Approaches to clear residual chemotherapeutics from indwelling catheters in children with cancer

Abstract

Objectives: To develop a method for drug dosing and pharmacokinetic (PK) sampling in children with cancer from a single indwelling central venous catheter that minimized drug contamination.

Methods: A benchtop system was designed to simulate dosing and clearing actinomycin-D (AMD) and vincristine (VCR) from central venous catheters. The authors evaluated the effects of flush volume, composition and pH, timed drug instillation, and number of blood-draw return cycles on residual drug concentrations. A proof-of-principle study was conducted in three pediatric patients with cancer with paired PK samples obtained by both central and peripheral catheters.

Results: Nearly complete removal of drug from the catheter was obtained after five blood-draw return cycles consisting of 5 mL of whole blood. Residual concentration of AMD was 0.18 ± 0.02 ng/mL or 0.16% of the initial infusion concentration. VCR exhibited lower propensity for catheter adsorption than AMD with residual concentrations undetectable after three blood-draw return cycles. In patients in which the clearance procedure was used, higher drug concentrations were generally observed from centrally cleared samples at most time points, but differences relative to peripherally obtained samples were not statistically significant for either AMD or VCR. Two of three patients had higher exposure for AMD based on PK samples obtained from central catheters, whereas exposure for VCR was similar for both sampling catheters in all patients.
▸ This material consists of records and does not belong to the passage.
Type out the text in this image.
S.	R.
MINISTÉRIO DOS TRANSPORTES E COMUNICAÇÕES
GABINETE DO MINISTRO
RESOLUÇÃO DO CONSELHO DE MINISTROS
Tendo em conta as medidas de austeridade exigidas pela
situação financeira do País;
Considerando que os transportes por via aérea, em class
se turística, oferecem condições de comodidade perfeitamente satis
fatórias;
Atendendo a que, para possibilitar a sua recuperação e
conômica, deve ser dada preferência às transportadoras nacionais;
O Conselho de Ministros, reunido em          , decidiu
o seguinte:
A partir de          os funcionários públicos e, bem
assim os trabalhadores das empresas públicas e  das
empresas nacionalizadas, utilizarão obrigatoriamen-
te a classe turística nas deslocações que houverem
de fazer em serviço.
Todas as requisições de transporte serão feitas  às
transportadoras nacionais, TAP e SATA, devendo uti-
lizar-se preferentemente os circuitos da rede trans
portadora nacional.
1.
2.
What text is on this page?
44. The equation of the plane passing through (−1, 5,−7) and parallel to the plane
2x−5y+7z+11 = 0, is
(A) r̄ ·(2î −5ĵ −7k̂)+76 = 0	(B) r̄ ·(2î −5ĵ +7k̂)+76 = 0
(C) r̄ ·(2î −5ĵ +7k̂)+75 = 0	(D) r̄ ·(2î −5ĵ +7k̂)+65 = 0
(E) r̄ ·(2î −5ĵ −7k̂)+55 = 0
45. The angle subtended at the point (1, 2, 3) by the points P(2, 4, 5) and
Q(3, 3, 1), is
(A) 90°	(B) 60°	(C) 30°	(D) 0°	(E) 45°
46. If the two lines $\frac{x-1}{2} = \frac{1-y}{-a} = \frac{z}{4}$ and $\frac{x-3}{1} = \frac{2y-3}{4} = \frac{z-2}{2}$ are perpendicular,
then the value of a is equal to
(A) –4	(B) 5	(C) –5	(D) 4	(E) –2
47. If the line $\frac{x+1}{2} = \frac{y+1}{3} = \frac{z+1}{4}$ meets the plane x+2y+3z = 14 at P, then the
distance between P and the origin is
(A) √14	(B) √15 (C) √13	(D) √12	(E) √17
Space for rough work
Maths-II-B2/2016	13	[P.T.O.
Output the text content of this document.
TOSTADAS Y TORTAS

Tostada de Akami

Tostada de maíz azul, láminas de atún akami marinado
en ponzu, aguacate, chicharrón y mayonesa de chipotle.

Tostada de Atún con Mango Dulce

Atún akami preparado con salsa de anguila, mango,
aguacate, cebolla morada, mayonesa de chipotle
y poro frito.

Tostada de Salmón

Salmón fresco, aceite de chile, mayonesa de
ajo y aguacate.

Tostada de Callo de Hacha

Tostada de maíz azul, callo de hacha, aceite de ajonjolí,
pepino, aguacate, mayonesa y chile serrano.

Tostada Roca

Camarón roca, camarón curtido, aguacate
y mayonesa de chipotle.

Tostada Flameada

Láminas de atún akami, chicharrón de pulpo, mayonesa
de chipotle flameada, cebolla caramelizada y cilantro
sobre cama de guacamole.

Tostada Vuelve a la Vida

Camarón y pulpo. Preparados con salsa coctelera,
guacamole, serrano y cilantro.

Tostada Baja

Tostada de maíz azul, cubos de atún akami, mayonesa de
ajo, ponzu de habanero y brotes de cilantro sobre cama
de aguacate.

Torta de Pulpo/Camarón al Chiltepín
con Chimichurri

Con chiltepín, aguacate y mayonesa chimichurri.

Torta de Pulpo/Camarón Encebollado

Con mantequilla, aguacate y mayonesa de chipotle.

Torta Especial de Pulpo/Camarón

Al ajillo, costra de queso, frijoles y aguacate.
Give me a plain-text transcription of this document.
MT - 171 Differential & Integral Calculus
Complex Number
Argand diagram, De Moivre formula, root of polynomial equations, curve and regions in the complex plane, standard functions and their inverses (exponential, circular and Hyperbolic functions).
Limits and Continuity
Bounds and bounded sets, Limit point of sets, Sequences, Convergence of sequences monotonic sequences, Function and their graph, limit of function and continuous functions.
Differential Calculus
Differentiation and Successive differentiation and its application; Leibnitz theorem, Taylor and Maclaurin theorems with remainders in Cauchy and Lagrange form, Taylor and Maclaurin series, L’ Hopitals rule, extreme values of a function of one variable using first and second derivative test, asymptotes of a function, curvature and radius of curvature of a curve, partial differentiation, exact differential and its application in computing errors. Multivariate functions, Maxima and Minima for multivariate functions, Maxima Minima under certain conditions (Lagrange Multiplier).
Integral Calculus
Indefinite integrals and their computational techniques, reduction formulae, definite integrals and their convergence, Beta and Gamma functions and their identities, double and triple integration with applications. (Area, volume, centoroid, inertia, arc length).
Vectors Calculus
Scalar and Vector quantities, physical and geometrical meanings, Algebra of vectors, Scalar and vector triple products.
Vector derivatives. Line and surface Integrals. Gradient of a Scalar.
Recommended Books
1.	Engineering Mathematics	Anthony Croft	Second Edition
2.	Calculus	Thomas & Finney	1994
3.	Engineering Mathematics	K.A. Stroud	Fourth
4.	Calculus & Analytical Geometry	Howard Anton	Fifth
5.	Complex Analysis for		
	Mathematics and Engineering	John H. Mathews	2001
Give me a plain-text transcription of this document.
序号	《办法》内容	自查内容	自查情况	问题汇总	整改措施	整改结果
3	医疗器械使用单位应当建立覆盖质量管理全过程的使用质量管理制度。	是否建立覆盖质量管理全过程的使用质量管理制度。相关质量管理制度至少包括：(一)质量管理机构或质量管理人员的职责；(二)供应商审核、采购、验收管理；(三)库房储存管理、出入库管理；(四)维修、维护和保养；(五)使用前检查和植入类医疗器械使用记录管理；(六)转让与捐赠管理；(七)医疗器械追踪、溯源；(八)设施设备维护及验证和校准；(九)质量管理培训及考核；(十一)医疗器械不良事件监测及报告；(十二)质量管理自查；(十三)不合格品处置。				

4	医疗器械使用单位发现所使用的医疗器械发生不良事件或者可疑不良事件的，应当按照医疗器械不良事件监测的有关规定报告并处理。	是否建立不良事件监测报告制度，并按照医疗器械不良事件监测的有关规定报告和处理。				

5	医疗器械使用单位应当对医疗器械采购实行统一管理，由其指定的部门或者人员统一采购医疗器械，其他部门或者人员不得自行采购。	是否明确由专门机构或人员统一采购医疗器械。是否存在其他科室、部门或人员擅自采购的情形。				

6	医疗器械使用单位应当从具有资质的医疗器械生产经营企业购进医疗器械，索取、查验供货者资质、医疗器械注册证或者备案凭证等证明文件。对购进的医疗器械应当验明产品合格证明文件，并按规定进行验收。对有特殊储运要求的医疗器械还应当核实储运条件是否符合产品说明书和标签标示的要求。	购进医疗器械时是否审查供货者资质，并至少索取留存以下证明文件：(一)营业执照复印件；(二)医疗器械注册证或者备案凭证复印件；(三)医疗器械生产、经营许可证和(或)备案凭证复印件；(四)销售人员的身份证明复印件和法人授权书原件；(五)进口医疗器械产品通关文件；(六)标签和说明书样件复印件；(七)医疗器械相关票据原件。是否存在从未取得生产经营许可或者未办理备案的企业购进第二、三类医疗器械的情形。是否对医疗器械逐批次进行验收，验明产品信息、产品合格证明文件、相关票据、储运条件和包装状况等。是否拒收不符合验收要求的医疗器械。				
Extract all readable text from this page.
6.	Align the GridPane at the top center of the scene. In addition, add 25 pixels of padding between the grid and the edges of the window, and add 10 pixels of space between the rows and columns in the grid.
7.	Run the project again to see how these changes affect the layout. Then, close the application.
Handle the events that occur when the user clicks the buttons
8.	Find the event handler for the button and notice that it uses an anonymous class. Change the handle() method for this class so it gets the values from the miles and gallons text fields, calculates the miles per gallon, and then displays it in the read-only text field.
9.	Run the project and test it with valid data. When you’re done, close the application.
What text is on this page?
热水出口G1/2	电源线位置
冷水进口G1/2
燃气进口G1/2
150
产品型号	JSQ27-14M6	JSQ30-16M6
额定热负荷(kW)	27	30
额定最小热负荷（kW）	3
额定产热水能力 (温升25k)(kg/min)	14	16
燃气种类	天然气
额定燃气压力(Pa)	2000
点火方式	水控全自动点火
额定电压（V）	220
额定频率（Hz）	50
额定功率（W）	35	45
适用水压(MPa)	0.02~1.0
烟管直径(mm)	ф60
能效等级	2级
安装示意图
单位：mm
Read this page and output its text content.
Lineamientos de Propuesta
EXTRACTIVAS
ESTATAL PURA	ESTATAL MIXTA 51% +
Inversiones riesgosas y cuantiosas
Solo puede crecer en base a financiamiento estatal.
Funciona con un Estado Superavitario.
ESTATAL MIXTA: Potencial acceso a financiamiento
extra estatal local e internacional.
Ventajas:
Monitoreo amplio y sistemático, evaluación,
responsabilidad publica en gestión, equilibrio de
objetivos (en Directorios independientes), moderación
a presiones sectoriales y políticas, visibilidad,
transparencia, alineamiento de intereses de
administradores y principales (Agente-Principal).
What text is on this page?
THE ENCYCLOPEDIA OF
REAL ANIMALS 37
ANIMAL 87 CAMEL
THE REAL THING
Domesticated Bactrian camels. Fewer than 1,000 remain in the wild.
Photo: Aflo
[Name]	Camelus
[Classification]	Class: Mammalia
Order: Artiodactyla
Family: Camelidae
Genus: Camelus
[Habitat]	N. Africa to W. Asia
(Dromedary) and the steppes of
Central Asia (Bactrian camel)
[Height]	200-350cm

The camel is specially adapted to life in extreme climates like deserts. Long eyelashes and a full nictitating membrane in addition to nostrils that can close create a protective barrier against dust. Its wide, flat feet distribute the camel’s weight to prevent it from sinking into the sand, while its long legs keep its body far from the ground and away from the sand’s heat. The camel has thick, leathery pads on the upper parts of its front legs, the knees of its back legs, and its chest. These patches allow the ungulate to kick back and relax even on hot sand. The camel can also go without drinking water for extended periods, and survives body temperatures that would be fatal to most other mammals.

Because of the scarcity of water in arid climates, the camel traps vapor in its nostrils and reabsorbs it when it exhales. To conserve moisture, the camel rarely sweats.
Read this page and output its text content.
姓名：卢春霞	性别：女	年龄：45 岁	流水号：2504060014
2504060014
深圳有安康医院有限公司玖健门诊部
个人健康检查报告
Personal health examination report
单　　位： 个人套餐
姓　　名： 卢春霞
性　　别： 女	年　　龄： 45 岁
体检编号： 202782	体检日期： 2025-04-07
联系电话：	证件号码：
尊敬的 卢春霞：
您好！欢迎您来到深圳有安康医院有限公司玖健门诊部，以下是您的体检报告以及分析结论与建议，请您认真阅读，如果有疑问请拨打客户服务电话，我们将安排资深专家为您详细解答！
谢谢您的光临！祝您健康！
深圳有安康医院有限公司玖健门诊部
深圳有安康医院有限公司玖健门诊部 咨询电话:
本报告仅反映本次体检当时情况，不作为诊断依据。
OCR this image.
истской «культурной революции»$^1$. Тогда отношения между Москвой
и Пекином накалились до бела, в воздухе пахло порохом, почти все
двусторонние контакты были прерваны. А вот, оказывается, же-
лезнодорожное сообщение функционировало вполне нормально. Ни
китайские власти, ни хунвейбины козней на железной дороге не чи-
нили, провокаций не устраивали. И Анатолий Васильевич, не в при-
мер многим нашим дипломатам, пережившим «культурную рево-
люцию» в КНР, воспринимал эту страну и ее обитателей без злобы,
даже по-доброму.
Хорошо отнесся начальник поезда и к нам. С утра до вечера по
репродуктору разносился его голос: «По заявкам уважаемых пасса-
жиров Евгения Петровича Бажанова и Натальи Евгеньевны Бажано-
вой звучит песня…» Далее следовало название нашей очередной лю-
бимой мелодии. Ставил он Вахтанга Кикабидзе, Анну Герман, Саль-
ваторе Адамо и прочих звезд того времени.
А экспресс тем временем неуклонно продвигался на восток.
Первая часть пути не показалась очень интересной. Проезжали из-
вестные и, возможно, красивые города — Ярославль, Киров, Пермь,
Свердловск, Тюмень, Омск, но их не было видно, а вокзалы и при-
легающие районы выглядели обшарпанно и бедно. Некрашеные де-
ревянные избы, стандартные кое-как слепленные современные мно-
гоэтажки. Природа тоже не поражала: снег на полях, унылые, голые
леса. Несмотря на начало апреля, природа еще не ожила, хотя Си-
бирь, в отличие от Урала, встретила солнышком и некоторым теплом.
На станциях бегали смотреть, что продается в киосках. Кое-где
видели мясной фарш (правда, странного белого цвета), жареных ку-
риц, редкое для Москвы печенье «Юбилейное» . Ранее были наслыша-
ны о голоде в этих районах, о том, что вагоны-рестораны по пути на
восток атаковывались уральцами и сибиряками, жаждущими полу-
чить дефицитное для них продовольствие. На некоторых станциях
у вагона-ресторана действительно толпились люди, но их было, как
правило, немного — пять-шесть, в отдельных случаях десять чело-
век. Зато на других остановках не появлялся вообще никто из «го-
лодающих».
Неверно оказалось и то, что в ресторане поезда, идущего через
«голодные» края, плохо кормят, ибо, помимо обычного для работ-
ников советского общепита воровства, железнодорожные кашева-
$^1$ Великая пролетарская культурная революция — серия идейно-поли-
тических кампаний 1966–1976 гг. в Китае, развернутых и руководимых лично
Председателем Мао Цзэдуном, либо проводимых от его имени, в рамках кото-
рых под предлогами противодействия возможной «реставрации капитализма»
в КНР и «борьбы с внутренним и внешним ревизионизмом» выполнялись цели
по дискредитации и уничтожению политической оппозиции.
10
Conclusions: A reliable procedure to efficiently reduce AMD and VCR contamination during PK sampling has been established and is currently being used in a PK study being conducted by the Children's Oncology Group.

Figure 1

Design of the in vitro sampling apparatus. The internal diameter of the catheter was 5 french, or 1.67 mm. This corresponded to a volume of approximately 200 μL. Modifications to the types of catheters and stopcock were implemented in later experiments.

Figure 2

Schematic of experimental design and procedures for the in vitro catheter studies. Dosing and sampling of AMD or VCR were carried out using several configurations of the catheter apparatus. Various clearing conditions were tested to minimize residual drug adsorption to the catheter. Each experiment was repeated 2 to 3 times as indicated by n.

Figure 3

Effect of clearing conditions on residual AMD concentration. Following the dosing of AMD, the catheter fragment was flushed with (A) varying volumes of normal saline; (B) normal saline with varying pH values; (C) normal saline followed by a second flush of varying compositions; (D) normal saline preceded by varying drug contact time in the catheter lumen; (E) 3 mL 0.9% normal saline flush followed by 3, 5, or 10 mL of blood draw return cycles. Results are plotted as means or means ± SD from 2 or 3 independent experiments, respecively.

Figure 4

Effect of clearing conditions on residual VCR concentration. Following the dosing of VCR, the catheter fragment was flushed with (A) varying volumes of normal saline; (B) normal saline with varying pH values; (C) normal saline followed by a second flush of varying compositions; (D) normal saline preceded by varying drug contact time in the catheter lumen. (E) 3 mL 0.9% normal saline flush followed by 5 or 10 mL of blood draw return cycles. Results are plotted as means or means ± SD from 2 or 3 independent experiments, respectively.

Figure 5

Plasma concentration time profiles of (A) AMD and (B) VCR in three patients in a pediatric pilot study. Following intravenous administration of AMD and VCR through a central venous line, blood samples were collected from both the dosing catheter and a newly placed peripheral venous catheter. Areas under the curve (AUC, hr•ng/mL) were derived using noncompartmental analysis method.